From concrete to abstract
The continuum from maximally concrete to maximally abstract is related to:
- How narrow the category is vs. how wide it is
- How easy it is to capture the thought in a moment of imagination vs. how difficult that is
The meaning of the word “apple” is more concrete than the meaning of the word “fruit” because (1) categorically speaking, the former is more narrow than the latter—there are fewer possible-to-imagine sensory complexes deserving of the word “apple” than possible-to-imagine sensory complexes deserving of the word “fruit”—and (2) it takes just a moment of unimaginative thinking in order to visualize an apple, with more effort needed, though of course not all that much effort ultimately, to visualize fruit. An apple is… 🍎. Done. But fruit? 🍎 and 🍊 and 🍌 and… It’s not obvious, at least at first glance, when to stop cycling through sensory complexes before we should be satisfied in making sense of the meaning of that word.
#1 and #2 seem connected, though, in that narrower-category words often seem to be easier to capture in a moment of imagination. “Apple” is narrower-category than “fruit,” and it’s easier to visualize too.
Reductionistic and holistic simplification
Two definitions:
- In reductionistic simplification (which is the kind of simplification that comes more naturally to the stereotypically masculine mind), some of the parts of the whole are kept without change or simplification and others are taken away entirely. For example: In the evolution of katakana, 加 was simplified to 力. The left part of the kanji was kept (at 100% resolution), and the right part was taken away (i.e., put to 0% resolution).

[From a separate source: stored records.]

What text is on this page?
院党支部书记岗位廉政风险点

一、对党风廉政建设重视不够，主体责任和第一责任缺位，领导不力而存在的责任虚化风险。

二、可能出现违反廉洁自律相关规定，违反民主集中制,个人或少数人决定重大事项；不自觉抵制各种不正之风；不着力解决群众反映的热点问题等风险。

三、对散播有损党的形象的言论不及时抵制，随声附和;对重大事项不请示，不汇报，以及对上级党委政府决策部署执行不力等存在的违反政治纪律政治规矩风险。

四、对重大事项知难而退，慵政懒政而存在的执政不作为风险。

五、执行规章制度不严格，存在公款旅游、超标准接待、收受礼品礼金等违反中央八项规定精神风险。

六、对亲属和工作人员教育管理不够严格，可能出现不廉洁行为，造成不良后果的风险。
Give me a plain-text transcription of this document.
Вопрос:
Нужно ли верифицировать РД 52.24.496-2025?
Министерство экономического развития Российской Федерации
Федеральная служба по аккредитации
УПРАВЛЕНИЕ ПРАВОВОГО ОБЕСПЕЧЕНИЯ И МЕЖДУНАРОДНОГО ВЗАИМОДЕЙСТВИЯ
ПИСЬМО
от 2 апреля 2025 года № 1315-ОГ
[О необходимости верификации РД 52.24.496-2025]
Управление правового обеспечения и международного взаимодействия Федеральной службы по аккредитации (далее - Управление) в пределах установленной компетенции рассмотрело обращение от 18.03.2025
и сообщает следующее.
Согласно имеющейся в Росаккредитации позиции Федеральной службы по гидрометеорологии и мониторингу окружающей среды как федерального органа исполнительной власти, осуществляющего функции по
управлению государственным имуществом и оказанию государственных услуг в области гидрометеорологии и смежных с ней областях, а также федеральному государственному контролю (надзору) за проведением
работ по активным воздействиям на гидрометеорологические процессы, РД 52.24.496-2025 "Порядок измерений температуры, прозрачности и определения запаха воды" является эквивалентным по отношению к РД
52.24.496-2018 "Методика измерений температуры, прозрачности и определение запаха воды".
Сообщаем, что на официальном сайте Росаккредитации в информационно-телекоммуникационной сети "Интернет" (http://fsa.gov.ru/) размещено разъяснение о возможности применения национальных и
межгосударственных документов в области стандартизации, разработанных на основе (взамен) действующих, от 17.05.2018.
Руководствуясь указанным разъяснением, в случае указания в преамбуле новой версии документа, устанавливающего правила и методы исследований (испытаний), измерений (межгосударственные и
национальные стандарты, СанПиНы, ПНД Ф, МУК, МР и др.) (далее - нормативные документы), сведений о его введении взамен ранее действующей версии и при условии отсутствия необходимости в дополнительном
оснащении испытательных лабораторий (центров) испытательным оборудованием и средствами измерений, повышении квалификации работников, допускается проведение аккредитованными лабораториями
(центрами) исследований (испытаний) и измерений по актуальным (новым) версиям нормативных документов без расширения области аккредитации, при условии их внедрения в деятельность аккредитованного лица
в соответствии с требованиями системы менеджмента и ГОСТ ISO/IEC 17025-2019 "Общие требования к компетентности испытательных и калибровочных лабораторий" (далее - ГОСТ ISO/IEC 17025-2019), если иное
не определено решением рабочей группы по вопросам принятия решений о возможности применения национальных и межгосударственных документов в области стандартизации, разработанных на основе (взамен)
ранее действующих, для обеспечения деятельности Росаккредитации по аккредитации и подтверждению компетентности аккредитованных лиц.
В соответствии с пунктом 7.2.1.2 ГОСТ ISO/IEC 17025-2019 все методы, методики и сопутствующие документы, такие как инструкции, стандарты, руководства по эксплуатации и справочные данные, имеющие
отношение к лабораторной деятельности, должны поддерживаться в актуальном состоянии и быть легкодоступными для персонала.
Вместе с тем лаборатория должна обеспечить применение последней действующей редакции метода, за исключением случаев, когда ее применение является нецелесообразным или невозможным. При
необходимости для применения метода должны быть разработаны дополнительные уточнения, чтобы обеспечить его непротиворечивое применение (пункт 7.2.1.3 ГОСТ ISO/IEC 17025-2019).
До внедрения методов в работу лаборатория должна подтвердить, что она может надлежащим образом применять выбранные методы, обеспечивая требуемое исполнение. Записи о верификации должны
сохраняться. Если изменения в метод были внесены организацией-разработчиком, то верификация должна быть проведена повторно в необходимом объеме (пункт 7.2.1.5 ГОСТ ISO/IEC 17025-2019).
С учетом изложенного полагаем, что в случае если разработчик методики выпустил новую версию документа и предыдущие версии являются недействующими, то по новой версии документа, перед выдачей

- In holistic simplification (which is the kind of simplification that comes more naturally to the stereotypically feminine mind), none of the parts of the whole are taken away—well, at least fewer of the parts are taken away. Instead, the whole is taken as a whole, and kept as a whole, with the simplification being a matter of decreasing the resolution in an overall way. For example: In the evolution of hiragana, 守 was simplified to す. With enough imagination, squinting at the former can blur it into the latter. That is, “defocusing” blurs the shape into something of lower detail, and then “refocusing,” with stylization added to the result, brings back something sharply focused and aesthetically good, but now with a more manageable amount of detail.